The 14th century Loggia dei Lanzi was originally built to provide protection against the natural elements during public meetings and events. One of the most striking occupants of the Loggia is Benvenuto Cellini’s triumphant ‘Perseus,’ displaying the horrifying Medusa’s decapitated head. The casting of the bronze almost failed when it began to set too quickly, but Cellini ingeniously fed the furnace with his furniture and about 200 dishes, and pots and pans, causing the bronze to flow freely and allowing the statue to be finished.

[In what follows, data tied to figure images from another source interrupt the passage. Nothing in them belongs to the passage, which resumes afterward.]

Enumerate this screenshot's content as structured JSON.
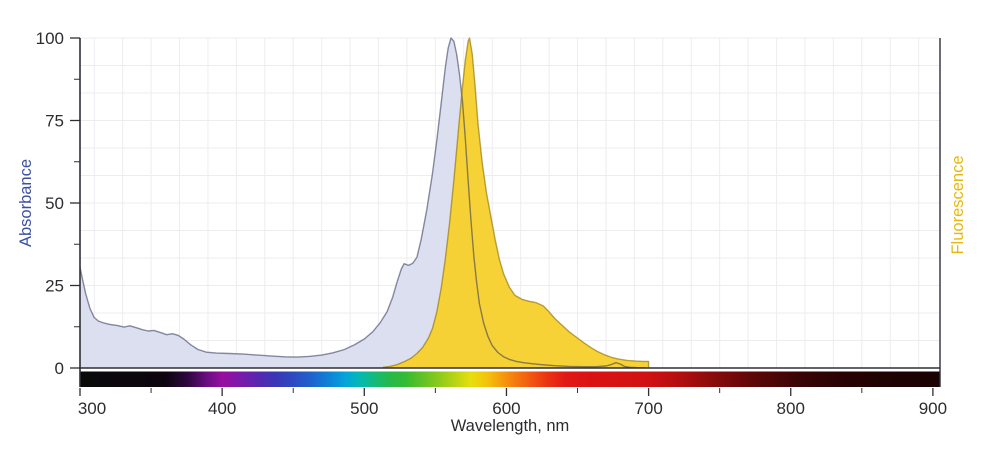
{
  "chart_data": {
    "type": "area",
    "title": "",
    "xlabel": "Wavelength, nm",
    "ylabel_left": "Absorbance",
    "ylabel_right": "Fluorescence",
    "xlim": [
      300,
      905
    ],
    "ylim": [
      0,
      100
    ],
    "x_major_ticks": [
      300,
      400,
      500,
      600,
      700,
      800,
      900
    ],
    "x_minor_ticks": [
      350,
      450,
      550,
      650,
      750,
      850
    ],
    "y_major_ticks": [
      0,
      25,
      50,
      75,
      100
    ],
    "y_minor_ticks": [
      12.5,
      37.5,
      62.5,
      87.5
    ],
    "grid": true,
    "legend": "none",
    "series": [
      {
        "name": "absorbance",
        "label": "Absorbance",
        "fill": "#dcdfef",
        "fill_opacity": 1,
        "stroke": "rgba(45,50,85,0.55)",
        "stroke_width": 1.4,
        "points": [
          [
            300,
            30.5
          ],
          [
            302,
            26.5
          ],
          [
            304,
            22.5
          ],
          [
            307,
            18
          ],
          [
            310,
            15.3
          ],
          [
            313,
            14.2
          ],
          [
            317,
            13.6
          ],
          [
            321,
            13.2
          ],
          [
            326,
            12.9
          ],
          [
            331,
            12.4
          ],
          [
            335,
            12.8
          ],
          [
            339,
            12.3
          ],
          [
            344,
            11.6
          ],
          [
            348,
            11.2
          ],
          [
            352,
            11.4
          ],
          [
            357,
            10.7
          ],
          [
            361,
            10.1
          ],
          [
            365,
            10.4
          ],
          [
            369,
            9.9
          ],
          [
            373,
            8.8
          ],
          [
            378,
            7
          ],
          [
            383,
            5.6
          ],
          [
            389,
            4.8
          ],
          [
            396,
            4.5
          ],
          [
            405,
            4.4
          ],
          [
            415,
            4.2
          ],
          [
            425,
            3.9
          ],
          [
            435,
            3.6
          ],
          [
            444,
            3.4
          ],
          [
            452,
            3.3
          ],
          [
            461,
            3.5
          ],
          [
            470,
            3.9
          ],
          [
            478,
            4.6
          ],
          [
            486,
            5.6
          ],
          [
            493,
            7
          ],
          [
            500,
            8.8
          ],
          [
            506,
            11
          ],
          [
            511,
            13.6
          ],
          [
            516,
            17
          ],
          [
            520,
            21.5
          ],
          [
            523,
            26
          ],
          [
            526,
            30
          ],
          [
            528,
            31.6
          ],
          [
            531,
            31.1
          ],
          [
            534,
            31.7
          ],
          [
            537,
            33.5
          ],
          [
            540,
            39
          ],
          [
            544,
            48
          ],
          [
            548,
            59
          ],
          [
            551,
            69
          ],
          [
            554,
            80
          ],
          [
            557,
            91
          ],
          [
            559,
            97
          ],
          [
            561,
            100
          ],
          [
            563,
            99
          ],
          [
            565,
            95
          ],
          [
            567,
            89
          ],
          [
            569,
            81
          ],
          [
            571,
            70
          ],
          [
            573,
            57
          ],
          [
            575,
            45
          ],
          [
            577,
            34
          ],
          [
            579,
            26
          ],
          [
            581,
            19.5
          ],
          [
            584,
            13.5
          ],
          [
            587,
            9.5
          ],
          [
            590,
            6.8
          ],
          [
            594,
            4.7
          ],
          [
            598,
            3.4
          ],
          [
            602,
            2.6
          ],
          [
            607,
            2
          ],
          [
            612,
            1.6
          ],
          [
            618,
            1.3
          ],
          [
            625,
            1
          ],
          [
            634,
            0.7
          ],
          [
            644,
            0.5
          ],
          [
            654,
            0.4
          ],
          [
            663,
            0.4
          ],
          [
            670,
            0.6
          ],
          [
            674,
            1.1
          ],
          [
            677,
            1.6
          ],
          [
            680,
            1.2
          ],
          [
            683,
            0.5
          ],
          [
            687,
            0.2
          ],
          [
            692,
            0.1
          ],
          [
            698,
            0
          ]
        ]
      },
      {
        "name": "fluorescence",
        "label": "Fluorescence",
        "fill": "#f5d02b",
        "fill_opacity": 0.95,
        "stroke": "rgba(146,116,10,0.65)",
        "stroke_width": 1.4,
        "points": [
          [
            513,
            0.2
          ],
          [
            518,
            0.5
          ],
          [
            523,
            1
          ],
          [
            528,
            1.9
          ],
          [
            533,
            3
          ],
          [
            537,
            4.4
          ],
          [
            541,
            6.2
          ],
          [
            545,
            9
          ],
          [
            548,
            12
          ],
          [
            551,
            17
          ],
          [
            554,
            24
          ],
          [
            557,
            33
          ],
          [
            560,
            44
          ],
          [
            563,
            57
          ],
          [
            566,
            71
          ],
          [
            569,
            85
          ],
          [
            571,
            93
          ],
          [
            573,
            99
          ],
          [
            574,
            100
          ],
          [
            576,
            95
          ],
          [
            578,
            85
          ],
          [
            580,
            74
          ],
          [
            583,
            62
          ],
          [
            586,
            53
          ],
          [
            589,
            46
          ],
          [
            592,
            39
          ],
          [
            595,
            33
          ],
          [
            598,
            28.5
          ],
          [
            602,
            24.5
          ],
          [
            606,
            22
          ],
          [
            611,
            20.8
          ],
          [
            616,
            20.2
          ],
          [
            621,
            19.8
          ],
          [
            626,
            18.8
          ],
          [
            630,
            17
          ],
          [
            634,
            15
          ],
          [
            639,
            13
          ],
          [
            644,
            11
          ],
          [
            649,
            9.4
          ],
          [
            654,
            7.8
          ],
          [
            659,
            6.3
          ],
          [
            664,
            5
          ],
          [
            669,
            4
          ],
          [
            674,
            3.2
          ],
          [
            679,
            2.7
          ],
          [
            685,
            2.3
          ],
          [
            691,
            2.1
          ],
          [
            696,
            2
          ],
          [
            700,
            2
          ],
          [
            700,
            0
          ]
        ]
      }
    ],
    "spectrum_bar": {
      "stops": [
        [
          300,
          "#0a0a0a"
        ],
        [
          360,
          "#0d040f"
        ],
        [
          376,
          "#2e0740"
        ],
        [
          390,
          "#6e0d85"
        ],
        [
          400,
          "#960f9e"
        ],
        [
          412,
          "#7e18a8"
        ],
        [
          424,
          "#5a26af"
        ],
        [
          437,
          "#3c35b6"
        ],
        [
          450,
          "#2c4ac1"
        ],
        [
          463,
          "#1f63cd"
        ],
        [
          476,
          "#0d85d8"
        ],
        [
          487,
          "#02a5da"
        ],
        [
          497,
          "#04b9b2"
        ],
        [
          507,
          "#14ba7a"
        ],
        [
          517,
          "#25b94d"
        ],
        [
          529,
          "#33bb33"
        ],
        [
          541,
          "#62c226"
        ],
        [
          553,
          "#8fca1a"
        ],
        [
          564,
          "#bad412"
        ],
        [
          575,
          "#e7df0e"
        ],
        [
          586,
          "#f3c40c"
        ],
        [
          596,
          "#f59f0c"
        ],
        [
          607,
          "#f4780e"
        ],
        [
          618,
          "#f05511"
        ],
        [
          629,
          "#ea3213"
        ],
        [
          642,
          "#e11815"
        ],
        [
          660,
          "#da1213"
        ],
        [
          700,
          "#d01113"
        ],
        [
          722,
          "#b30e0f"
        ],
        [
          748,
          "#850a0b"
        ],
        [
          775,
          "#5c0708"
        ],
        [
          805,
          "#3a0405"
        ],
        [
          840,
          "#270203"
        ],
        [
          870,
          "#1f0203"
        ],
        [
          905,
          "#1a0102"
        ]
      ]
    }
  },
  "colors": {
    "absorbance_label": "#3d4fa3",
    "fluorescence_label": "#e8b70e",
    "tick_text": "#2d2d31",
    "axis": "#2e2f36",
    "grid": "#ededf0",
    "background": "#ffffff"
  }
}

Giambologna attempted to outdo Cellini with his impressive ‘Rape of the Sabine Women,’ made from the largest block of marble ever to be transported to Florence. This statue is the first in European sculptural history to be conceived without a dominant viewpoint. Nearby is Giambologna’s Hercules beating the Centaur Nessus. Other statues in the Loggia include the ‘Rape of Polyxena’ by Pio Fedi and a collection of Roman Sabines.
Nowadays, Piazza della Signoria is a meeting place for tourists and locals alike. Despite constant restoration, the locks of tourists, souvenir stalls and pavement cafes, the square still maintains the dignity and asceticism of bygone times. It is a bustling center during the day as tourists scramble to get into the Uffizi or the Palazzo Vecchio while taking pictures in front of all of the statues. At night, locals and tourists alike sit on the piazza with their aperitivo as the tower of the Palazzo Vecchio lights up for the night. Nevertheless, a visit to Piazza della Signoria is not to be missed, whether you are just passing through or if you live here year-round.